Japanese Yen Intervention Watch: USD/JPY, EUR/JPY, GBP/JPY Technical Analysis
USD/JPY, EUR/JPY, GBP/JPY Key Points
- The Japanese yen hasn’t seen a meaningful weekly rally against the US dollar yet this year, weighed down by weaker-than-expected economic data and dovish comments from the BOJ.
- Intervention is still likely a ways away, but it’s worth having on the radar.
- USD/JPY is consolidating while EUR/JPY and GBP/JPY remain in healthy uptrends.
Japanese Yen Fundamental Analysis
Friday is a bank holiday in Japan to celebrate the Emperor’s birthday, and the Japanese economy could certainly use a reason to celebrate. Last week, we learned that the Japanese economy saw an outright contraction in the 4th quarter, pushing it into a technical recession and allowing Germany’s economy to leapfrog it as the world’s 4th largest.
Weighed down by weaker-than-expected economic data and dovish comments from the Bank of Japan (BOJ), the Japanese yen hasn’t seen a meaningful weekly rally against the US dollar yet this year.
With little in the way of Japanese economic data on the calendar for the rest of the week, traders will be keyed in to any comments from policymakers. Recently, both the Ministry of Finance (MOF) and BOJ have warned that they’re watching the Japanese yen’s exchange rate closely and are willing to intervene directly into the market to strengthen the yen.
As experienced readers know, this type of “jawboning” is still a step or two below outright intervention, especially when volatility in the exchange rate remains low and the fundamental backing for the move (weak Japanese economic performance) augurs for continued weakness. Even if it’s not necessarily imminent, traders should at least be aware of the potential for a sharp drop in XXX/JPY crosses if/when the BOJ decides to enter the market.
Japanese Yen Technical Analysis – USD/JPY Daily Chart
Source: TradingView, StoneX
Looking at the chart, USD/JPY remains in a consolidation pattern within the year-to-date uptrend. In fact, the currency pair has spent the last six days treading water within the range established by last Tuesday’s big 160-pip bullish candle on the back of US CPI.

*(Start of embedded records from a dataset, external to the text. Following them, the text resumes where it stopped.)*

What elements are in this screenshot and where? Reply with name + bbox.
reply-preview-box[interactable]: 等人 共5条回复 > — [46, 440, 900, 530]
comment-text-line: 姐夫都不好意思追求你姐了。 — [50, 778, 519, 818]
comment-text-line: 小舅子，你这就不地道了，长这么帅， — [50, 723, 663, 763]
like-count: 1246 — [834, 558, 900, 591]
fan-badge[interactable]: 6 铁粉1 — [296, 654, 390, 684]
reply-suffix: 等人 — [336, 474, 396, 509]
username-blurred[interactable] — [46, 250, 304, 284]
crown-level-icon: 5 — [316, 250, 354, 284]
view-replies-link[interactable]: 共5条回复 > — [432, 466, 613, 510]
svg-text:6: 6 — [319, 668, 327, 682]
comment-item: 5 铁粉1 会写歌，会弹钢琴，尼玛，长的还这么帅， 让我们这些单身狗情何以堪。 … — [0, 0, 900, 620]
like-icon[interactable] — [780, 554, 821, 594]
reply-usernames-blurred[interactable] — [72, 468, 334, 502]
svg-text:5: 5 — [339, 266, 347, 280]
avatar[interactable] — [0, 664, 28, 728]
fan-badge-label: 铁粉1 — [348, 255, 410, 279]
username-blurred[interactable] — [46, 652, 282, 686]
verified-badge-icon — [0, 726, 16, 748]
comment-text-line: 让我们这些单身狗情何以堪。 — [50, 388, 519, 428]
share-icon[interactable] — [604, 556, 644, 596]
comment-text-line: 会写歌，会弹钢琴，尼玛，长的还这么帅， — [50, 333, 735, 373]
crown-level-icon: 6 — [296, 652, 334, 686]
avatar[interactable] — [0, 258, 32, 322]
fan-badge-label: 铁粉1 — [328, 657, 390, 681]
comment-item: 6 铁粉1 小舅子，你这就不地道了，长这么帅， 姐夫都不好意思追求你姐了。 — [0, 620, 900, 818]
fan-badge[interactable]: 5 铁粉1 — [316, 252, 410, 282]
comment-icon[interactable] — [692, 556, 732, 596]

While the recent low-volatility conditions have not been particularly compelling for traders, it’s important to remember that volatility is cyclical, meaning that the current low-volatility conditions could set the stage for a potentially higher-volatility move in the coming days. Given the ongoing economic divergence on the two sides of the Pacific and the near-term uptrend, an upside break may be more likely, in which case USD/JPY could test its multi-decade highs near 152.00 (as well as the BOJ’s patience) in short order.
Japanese Yen Technical Analysis – EUR/JPY Daily Chart
Source: TradingView, StoneX
Relative to USD/JPY, EUR/JPY looks relatively bullish. Rather than spending the last week consolidating, EUR/JPY has steadily edged higher, breaking above the previous 2024 high and the 78.6% Fibonacci retracement of the November-December drop in the process. As long as the pair is able to hold above the 162.00 level, the path of least resistance will remain to the topside for a potential test of November’s 16-year high near 164.25 as long as the BOJ remains on the sidelines.
Japanese Yen Technical Analysis – GBP/JPY Daily Chart
Source: TradingView, StoneX
Last but not least, the ever-volatile GBP/JPY cross looks arguably the most bullish of all from a technical perspective. The pair broke out to an 8-year high above 188.75 early last week, then preceded to pull back and retest that area before bouncing late last week, confirming it as support moving forward. As with EUR/JPY, the technical backdrop remains clearly favorable for bulls at the moment, with potential for a break above last week’s high near 190.00 to re-confirm the established uptrend later this week.